Thank you All again for the support I am receiving.

Friday, February 4, 2011

Scan results back and looking good!!!!!!!

So had my Doctors appointment on Wednesday and the scan results were very good again with the two main lesions in my liver reducing by approx 7mm. It may not sound much but in my world it is a good effort.  The Doctors told me I might only have 2 more treatments on the current dosage levels of Chemo and then go onto a maintenance style Chemo. This sounds much better as it is just taking tablets each day instead of having a drip attached for 2 and  a half days.  I am getting to a stage after 10 treatments were the side effect are really kicking in and lasting longer and I was starting to get concerned if I was going to be able to keep up my current work pace for much longer.

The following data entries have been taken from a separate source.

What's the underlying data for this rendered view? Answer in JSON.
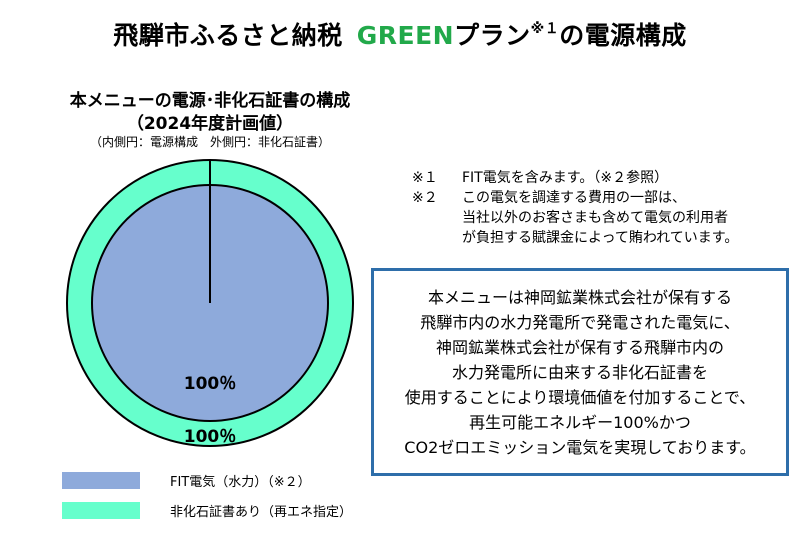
{
  "title": {
    "prefix": "飛騨市ふるさと納税",
    "green": "GREEN",
    "after": "プラン",
    "note_mark": "※１",
    "suffix": "の電源構成"
  },
  "chart_data": {
    "type": "pie",
    "title_line1": "本メニューの電源･非化石証書の構成",
    "title_line2": "（2024年度計画値）",
    "subtitle": "（内側円：電源構成　外側円：非化石証書）",
    "inner": {
      "name": "電源構成",
      "labels": [
        "FIT電気（水力）（※２）"
      ],
      "values": [
        100
      ],
      "value_label": "100％"
    },
    "outer": {
      "name": "非化石証書",
      "labels": [
        "非化石証書あり（再エネ指定）"
      ],
      "values": [
        100
      ],
      "value_label": "100％"
    },
    "legend": [
      {
        "label": "FIT電気（水力）（※２）",
        "color": "#8eaadb"
      },
      {
        "label": "非化石証書あり（再エネ指定）",
        "color": "#66ffcc"
      }
    ],
    "colors": {
      "inner": "#8eaadb",
      "outer": "#66ffcc",
      "stroke": "#000000"
    }
  },
  "notes": [
    {
      "mark": "※１",
      "lines": [
        "FIT電気を含みます。（※２参照）"
      ]
    },
    {
      "mark": "※２",
      "lines": [
        "この電気を調達する費用の一部は、",
        "当社以外のお客さまも含めて電気の利用者",
        "が負担する賦課金によって賄われています。"
      ]
    }
  ],
  "info_box": {
    "lines": [
      "本メニューは神岡鉱業株式会社が保有する",
      "飛騨市内の水力発電所で発電された電気に、",
      "神岡鉱業株式会社が保有する飛騨市内の",
      "水力発電所に由来する非化石証書を",
      "使用することにより環境価値を付加することで、",
      "再生可能エネルギー100%かつ",
      "CO2ゼロエミッション電気を実現しております。"
    ],
    "border_color": "#2e6eaa"
  }
}
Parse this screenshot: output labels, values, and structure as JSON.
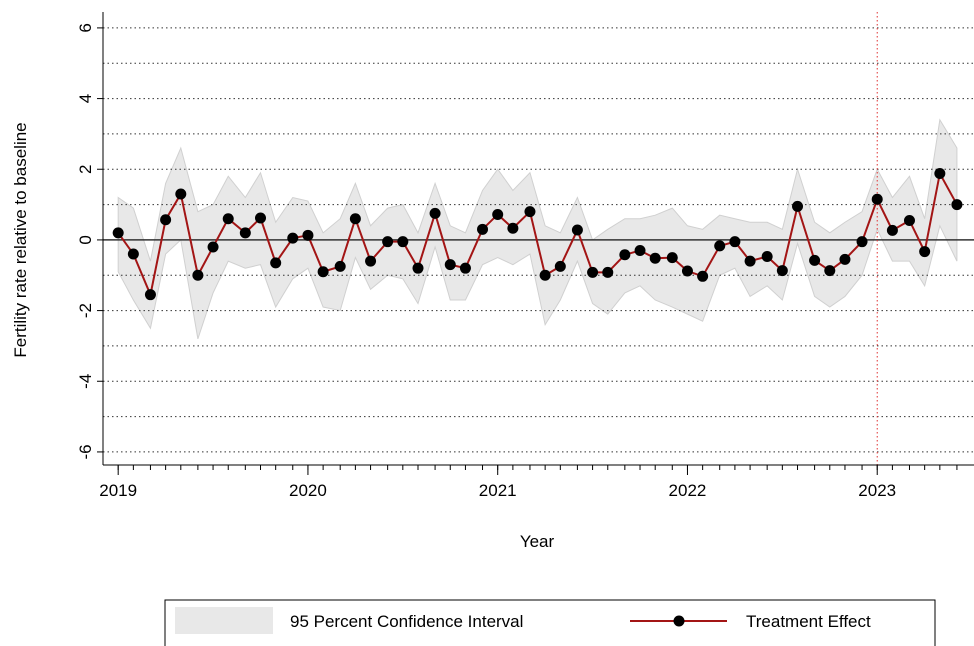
{
  "chart_data": {
    "type": "line",
    "x_label": "Year",
    "y_label": "Fertility rate relative to baseline",
    "x": [
      2019.0,
      2019.08,
      2019.17,
      2019.25,
      2019.33,
      2019.42,
      2019.5,
      2019.58,
      2019.67,
      2019.75,
      2019.83,
      2019.92,
      2020.0,
      2020.08,
      2020.17,
      2020.25,
      2020.33,
      2020.42,
      2020.5,
      2020.58,
      2020.67,
      2020.75,
      2020.83,
      2020.92,
      2021.0,
      2021.08,
      2021.17,
      2021.25,
      2021.33,
      2021.42,
      2021.5,
      2021.58,
      2021.67,
      2021.75,
      2021.83,
      2021.92,
      2022.0,
      2022.08,
      2022.17,
      2022.25,
      2022.33,
      2022.42,
      2022.5,
      2022.58,
      2022.67,
      2022.75,
      2022.83,
      2022.92,
      2023.0,
      2023.08,
      2023.17,
      2023.25,
      2023.33,
      2023.42
    ],
    "series": [
      {
        "name": "Treatment Effect",
        "color": "#a31515",
        "marker_color": "#000000",
        "values": [
          0.2,
          -0.4,
          -1.55,
          0.57,
          1.3,
          -1.0,
          -0.2,
          0.6,
          0.2,
          0.62,
          -0.65,
          0.05,
          0.13,
          -0.9,
          -0.75,
          0.6,
          -0.6,
          -0.05,
          -0.05,
          -0.8,
          0.75,
          -0.7,
          -0.8,
          0.3,
          0.72,
          0.33,
          0.8,
          -1.0,
          -0.75,
          0.28,
          -0.92,
          -0.92,
          -0.42,
          -0.3,
          -0.52,
          -0.5,
          -0.88,
          -1.03,
          -0.17,
          -0.05,
          -0.6,
          -0.47,
          -0.87,
          0.95,
          -0.58,
          -0.87,
          -0.55,
          -0.05,
          1.15,
          0.27,
          0.55,
          -0.33,
          1.88,
          1.0
        ]
      }
    ],
    "band": {
      "name": "95 Percent Confidence Interval",
      "color": "#e8e8e8",
      "edge": "#d0d0d0",
      "upper": [
        1.2,
        0.9,
        -0.6,
        1.6,
        2.6,
        0.8,
        1.0,
        1.8,
        1.2,
        1.9,
        0.5,
        1.2,
        1.1,
        0.2,
        0.6,
        1.6,
        0.4,
        0.9,
        1.0,
        0.2,
        1.6,
        0.4,
        0.2,
        1.4,
        2.0,
        1.4,
        1.9,
        0.4,
        0.2,
        1.2,
        0.0,
        0.3,
        0.6,
        0.6,
        0.7,
        0.9,
        0.4,
        0.3,
        0.7,
        0.6,
        0.5,
        0.5,
        0.3,
        2.0,
        0.5,
        0.2,
        0.5,
        0.8,
        2.0,
        1.2,
        1.8,
        0.6,
        3.4,
        2.6
      ],
      "lower": [
        -0.9,
        -1.7,
        -2.5,
        -0.4,
        0.0,
        -2.8,
        -1.5,
        -0.6,
        -0.8,
        -0.7,
        -1.9,
        -1.1,
        -0.8,
        -1.9,
        -2.0,
        -0.5,
        -1.4,
        -1.0,
        -1.1,
        -1.8,
        -0.2,
        -1.7,
        -1.7,
        -0.7,
        -0.5,
        -0.7,
        -0.4,
        -2.4,
        -1.7,
        -0.6,
        -1.8,
        -2.1,
        -1.5,
        -1.3,
        -1.7,
        -1.9,
        -2.1,
        -2.3,
        -1.0,
        -0.8,
        -1.6,
        -1.3,
        -1.7,
        -0.1,
        -1.6,
        -1.9,
        -1.6,
        -1.0,
        0.3,
        -0.6,
        -0.6,
        -1.3,
        0.4,
        -0.6
      ]
    },
    "xlim": [
      2018.92,
      2023.51
    ],
    "xticks": [
      2019,
      2020,
      2021,
      2022,
      2023
    ],
    "ylim": [
      -6.37,
      6.45
    ],
    "yticks": [
      -6,
      -4,
      -2,
      0,
      2,
      4,
      6
    ],
    "yminor": [
      -5,
      -3,
      -1,
      1,
      3,
      5
    ],
    "grid": true,
    "hline": 0,
    "vline": {
      "value": 2023,
      "color": "#e03030"
    },
    "legend": "bottom"
  }
}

I love my work and this keeps me going along with my family and friends. The break from full blown treatment will be great. I am about to send all results to a very good Oncology Doctor in Melbourne who will now give a second opinion and he will also be make the decision on what to do with my bowel tumor. Hopefully I will know within a month whether I need radiation treatment or they can operate soon. I expect it will be radiation as the tumor in my bowel has not reduced in size but has not grown either. We expected this as the Chemo was focused on the liver, so all good. Thanks to everyone for all the support again and I appreciate it immensely.